Unstructured Document Classification and Data Extraction APIs
Peladon Unstructured Classification and Data Extraction APIs are designed to handle the most challenging classification and extraction problems with thousands of different document layouts. They eliminate manual sorting of documents prior to scanning and make placement of barcodes or other special identification symbols on document pages unnecessary.
Designed as service APIs, they automatically distribute the incoming images to all available processors, balance the computational load and assign images to classes of similar layouts for data capture.
The system does not require training with presorted images of documents. It is ready to process previously unseen images on their first presentation
The best approach to capturing the unstructured data is based on information about the layout of the document. If the document can be identified as having one of the known automatically pre-stored layouts the data can be extracted in a much easier fashion than with a blind approach whose only available information is the type of data sought for.

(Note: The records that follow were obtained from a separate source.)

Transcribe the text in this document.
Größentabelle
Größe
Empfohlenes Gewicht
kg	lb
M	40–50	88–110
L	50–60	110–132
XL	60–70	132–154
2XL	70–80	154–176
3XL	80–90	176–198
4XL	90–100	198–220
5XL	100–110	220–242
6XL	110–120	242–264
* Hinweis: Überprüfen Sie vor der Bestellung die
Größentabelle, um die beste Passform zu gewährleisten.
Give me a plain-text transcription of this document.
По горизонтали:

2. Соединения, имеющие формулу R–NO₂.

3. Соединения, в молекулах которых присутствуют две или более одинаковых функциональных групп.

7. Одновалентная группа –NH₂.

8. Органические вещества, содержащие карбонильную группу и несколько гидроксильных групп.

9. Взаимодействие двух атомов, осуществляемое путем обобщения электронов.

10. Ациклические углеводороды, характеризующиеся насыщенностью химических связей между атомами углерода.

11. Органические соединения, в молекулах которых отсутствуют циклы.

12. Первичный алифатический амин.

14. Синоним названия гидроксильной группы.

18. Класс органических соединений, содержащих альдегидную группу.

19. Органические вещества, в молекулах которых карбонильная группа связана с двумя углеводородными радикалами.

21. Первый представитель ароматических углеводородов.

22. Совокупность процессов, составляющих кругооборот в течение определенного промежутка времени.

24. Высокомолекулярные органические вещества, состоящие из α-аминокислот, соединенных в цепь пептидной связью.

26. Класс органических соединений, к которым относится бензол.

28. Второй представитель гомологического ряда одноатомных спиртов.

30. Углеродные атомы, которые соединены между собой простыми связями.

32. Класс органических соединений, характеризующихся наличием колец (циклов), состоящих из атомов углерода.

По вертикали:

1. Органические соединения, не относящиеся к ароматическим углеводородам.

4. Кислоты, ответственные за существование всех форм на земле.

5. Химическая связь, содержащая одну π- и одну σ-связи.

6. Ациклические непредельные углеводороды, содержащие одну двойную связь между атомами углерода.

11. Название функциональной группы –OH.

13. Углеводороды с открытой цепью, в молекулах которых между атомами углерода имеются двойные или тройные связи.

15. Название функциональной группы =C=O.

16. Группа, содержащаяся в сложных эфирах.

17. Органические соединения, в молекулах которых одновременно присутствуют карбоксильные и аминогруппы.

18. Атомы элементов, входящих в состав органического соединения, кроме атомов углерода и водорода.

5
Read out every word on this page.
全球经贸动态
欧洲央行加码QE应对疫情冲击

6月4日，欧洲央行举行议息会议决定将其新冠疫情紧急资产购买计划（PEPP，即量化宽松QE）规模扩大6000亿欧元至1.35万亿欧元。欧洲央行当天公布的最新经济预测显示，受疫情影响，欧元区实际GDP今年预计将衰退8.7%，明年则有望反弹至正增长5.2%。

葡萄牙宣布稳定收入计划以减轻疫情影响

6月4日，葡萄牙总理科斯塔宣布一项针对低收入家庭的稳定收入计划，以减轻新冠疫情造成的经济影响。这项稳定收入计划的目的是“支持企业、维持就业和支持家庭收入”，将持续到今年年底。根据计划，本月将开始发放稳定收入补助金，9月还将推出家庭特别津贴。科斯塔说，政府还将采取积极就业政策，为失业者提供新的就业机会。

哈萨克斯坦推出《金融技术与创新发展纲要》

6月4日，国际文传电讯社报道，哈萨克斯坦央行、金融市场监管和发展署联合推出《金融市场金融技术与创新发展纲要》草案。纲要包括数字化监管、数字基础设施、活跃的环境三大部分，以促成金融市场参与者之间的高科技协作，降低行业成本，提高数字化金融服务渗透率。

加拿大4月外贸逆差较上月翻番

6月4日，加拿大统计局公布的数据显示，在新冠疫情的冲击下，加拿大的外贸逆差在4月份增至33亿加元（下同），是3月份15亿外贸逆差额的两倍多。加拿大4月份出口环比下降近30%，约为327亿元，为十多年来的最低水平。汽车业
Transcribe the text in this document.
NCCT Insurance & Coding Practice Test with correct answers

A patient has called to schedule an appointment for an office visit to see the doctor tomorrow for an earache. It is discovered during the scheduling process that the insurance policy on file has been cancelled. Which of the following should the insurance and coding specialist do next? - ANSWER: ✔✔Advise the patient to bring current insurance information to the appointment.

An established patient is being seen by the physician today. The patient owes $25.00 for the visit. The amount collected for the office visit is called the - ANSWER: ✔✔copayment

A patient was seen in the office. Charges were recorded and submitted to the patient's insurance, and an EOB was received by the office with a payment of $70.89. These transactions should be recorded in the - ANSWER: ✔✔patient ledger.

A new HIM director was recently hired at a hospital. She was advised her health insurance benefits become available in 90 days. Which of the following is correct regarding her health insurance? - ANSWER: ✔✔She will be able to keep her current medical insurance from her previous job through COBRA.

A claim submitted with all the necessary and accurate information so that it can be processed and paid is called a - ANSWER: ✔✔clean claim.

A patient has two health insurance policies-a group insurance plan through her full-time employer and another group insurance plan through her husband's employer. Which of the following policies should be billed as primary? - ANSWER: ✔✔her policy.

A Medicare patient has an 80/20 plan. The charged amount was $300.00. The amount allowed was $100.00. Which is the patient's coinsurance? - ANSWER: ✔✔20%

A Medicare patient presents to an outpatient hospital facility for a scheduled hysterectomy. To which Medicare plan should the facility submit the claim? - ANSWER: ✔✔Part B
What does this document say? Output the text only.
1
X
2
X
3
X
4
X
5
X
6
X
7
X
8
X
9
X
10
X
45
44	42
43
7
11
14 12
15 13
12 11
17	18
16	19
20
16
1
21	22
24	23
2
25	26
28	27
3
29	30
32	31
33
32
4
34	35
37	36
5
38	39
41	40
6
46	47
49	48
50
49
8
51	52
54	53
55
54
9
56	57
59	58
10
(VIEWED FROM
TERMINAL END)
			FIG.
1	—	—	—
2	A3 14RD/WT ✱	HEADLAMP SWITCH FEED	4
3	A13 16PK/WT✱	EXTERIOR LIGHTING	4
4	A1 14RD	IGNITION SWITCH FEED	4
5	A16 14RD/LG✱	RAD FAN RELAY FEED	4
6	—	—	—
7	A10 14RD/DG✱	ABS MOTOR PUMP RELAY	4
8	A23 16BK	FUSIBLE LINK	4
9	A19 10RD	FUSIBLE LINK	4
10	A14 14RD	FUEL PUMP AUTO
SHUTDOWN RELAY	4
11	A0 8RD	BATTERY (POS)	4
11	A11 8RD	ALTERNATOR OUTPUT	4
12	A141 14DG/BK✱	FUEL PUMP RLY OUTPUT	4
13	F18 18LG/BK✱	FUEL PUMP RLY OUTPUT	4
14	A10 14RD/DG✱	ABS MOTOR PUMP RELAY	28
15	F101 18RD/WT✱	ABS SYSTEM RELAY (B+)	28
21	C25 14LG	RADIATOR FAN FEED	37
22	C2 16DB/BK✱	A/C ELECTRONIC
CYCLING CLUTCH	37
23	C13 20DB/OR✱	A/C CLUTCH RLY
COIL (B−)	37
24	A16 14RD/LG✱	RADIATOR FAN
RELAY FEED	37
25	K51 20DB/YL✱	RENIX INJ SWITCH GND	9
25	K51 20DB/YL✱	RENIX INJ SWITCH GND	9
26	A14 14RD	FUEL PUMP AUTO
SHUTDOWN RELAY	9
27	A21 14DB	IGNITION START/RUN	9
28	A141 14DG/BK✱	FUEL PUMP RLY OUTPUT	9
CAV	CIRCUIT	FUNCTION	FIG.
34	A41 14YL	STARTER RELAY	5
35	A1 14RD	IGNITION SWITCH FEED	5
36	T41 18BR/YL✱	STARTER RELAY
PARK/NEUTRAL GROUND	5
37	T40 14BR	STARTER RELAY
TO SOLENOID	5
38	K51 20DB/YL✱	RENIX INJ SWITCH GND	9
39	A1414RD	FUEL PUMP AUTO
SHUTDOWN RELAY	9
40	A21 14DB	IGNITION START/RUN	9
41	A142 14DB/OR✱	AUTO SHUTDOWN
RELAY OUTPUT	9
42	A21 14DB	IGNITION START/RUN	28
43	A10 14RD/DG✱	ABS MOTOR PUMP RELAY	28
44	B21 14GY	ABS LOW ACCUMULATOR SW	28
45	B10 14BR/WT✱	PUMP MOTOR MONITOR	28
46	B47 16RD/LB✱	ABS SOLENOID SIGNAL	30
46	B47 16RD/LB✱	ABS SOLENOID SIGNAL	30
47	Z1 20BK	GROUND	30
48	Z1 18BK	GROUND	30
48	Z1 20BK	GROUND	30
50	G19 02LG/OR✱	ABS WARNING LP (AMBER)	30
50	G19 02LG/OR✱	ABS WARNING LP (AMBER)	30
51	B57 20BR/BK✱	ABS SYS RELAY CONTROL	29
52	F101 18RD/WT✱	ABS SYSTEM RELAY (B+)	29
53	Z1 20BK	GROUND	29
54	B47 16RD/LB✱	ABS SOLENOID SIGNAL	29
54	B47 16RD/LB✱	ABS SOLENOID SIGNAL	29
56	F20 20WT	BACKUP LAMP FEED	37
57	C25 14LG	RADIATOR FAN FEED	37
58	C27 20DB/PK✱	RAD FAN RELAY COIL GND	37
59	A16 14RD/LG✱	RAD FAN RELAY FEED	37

If the document identification/classification is completely automated, the data capture armed with the image layout is much more accurate and handles tables, keywords, and data whose format is known.
Data Capture
• Tabular or single fields, line item data
• Assisted by page layout
• Flexible and powerful
• Designed for maximum efficiency
• Designed for the ease of application supplied custom validation
processes
• Available as an API and as a fully integrated system
Document Classification
• Completely automated process.
• Insensitivity to most noise present in document images.
• No appreciable deterioration of speed with increasing number of
templates.
• Handling of portrait and landscape orientated documents of arbitrary
sizes
• Effortless scalability from a few thousands documents a month to
millions of documents a day.
• Simple and intuitive modular structure for ease of integration in
large applications
• User-settable parameters for page separation